Да, логика железная. Залез, наследил, спер сигареты, потом надел перчатки и пошел в секретную часть. Хотя… с ужасом понял я, это вполне возможно. Сенсар — это как раз на случай, если кто-нибудь поймает меня снаружи. Отговорка…
Цхарн, неужели эти злосчастные документы действительно сперли 38го ночью?
— Да зачем мне нужны эти документы?! — я чуть не взвыл. — Ну что я, шпион, что ли?
— Вот об этом я и хотел тебя спросить, — зловеще ответил Зай. — Зачем тебе нужны эти документы.
— Я даже не знаю, что там было…
— Ничего, тебе помогут вспомнить, — пообещал Зай-зай.
По идее, меня должны уже арестовать. Почему же он вызвал меня сюда, говорит со мной, да еще при Лобусе? Выходит, улики-то небесспорные… есть, вероятно, и другие версии. Сообразив это, я выпрямился и посмотрел Заю в глаза.
— Вы ведь знаете, что не я взял эти документы. Мне они не нужны.
— Тебе они, разумеется, не нужны, — согласился Зай, — но они очень нужны другим людям. Бешиорцам, скажем.
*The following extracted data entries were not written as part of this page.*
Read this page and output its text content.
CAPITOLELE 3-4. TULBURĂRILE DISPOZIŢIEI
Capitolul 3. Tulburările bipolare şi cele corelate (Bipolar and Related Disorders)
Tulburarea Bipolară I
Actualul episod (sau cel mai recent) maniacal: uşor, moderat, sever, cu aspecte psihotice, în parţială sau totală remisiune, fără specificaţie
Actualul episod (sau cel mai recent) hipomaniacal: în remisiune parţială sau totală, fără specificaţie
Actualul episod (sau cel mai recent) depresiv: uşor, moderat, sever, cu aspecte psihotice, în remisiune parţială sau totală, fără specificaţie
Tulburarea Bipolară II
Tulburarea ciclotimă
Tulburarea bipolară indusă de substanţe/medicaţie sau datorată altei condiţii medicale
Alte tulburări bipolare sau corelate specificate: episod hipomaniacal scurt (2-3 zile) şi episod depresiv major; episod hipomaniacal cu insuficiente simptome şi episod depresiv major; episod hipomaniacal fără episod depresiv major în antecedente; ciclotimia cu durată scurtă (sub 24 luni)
Тебе могли заплатить…
— Если бы мне заплатили, вы нашли бы у меня хоть что-нибудь — еду, сенсар, вещи… вы же наверняка все проверили — у меня нет ничего.
— Твои хозяева, вероятно, не так глупы. Кроме того, есть и другие версии… Скажем, документы могли понадобиться квиринскому агенту, спокойно проживающему в нашей общине. Двести двадцатому, — добавил Зай, и мороз сковал мое тело. Таро? При чем здесь Таро?
Какая чушь… Таро — квиринский агент! Надо же такое придумать.
— Если вы считаете, что Таро… двести двадцатый — квиринский агент, — начал я, с трудом раскрывая рот. — Почему вы не арестовали его?
— Я еще не уверен в этом, — сказал Зай спокойно. — Это пока на уровне подозрений. Двести восемнадцатый, я с тобой откровенен. Документы пропали двадцать восьмого, ночью. Их могли взять и вечером. Это даже более вероятно. У нас есть и другие версии, разумеется.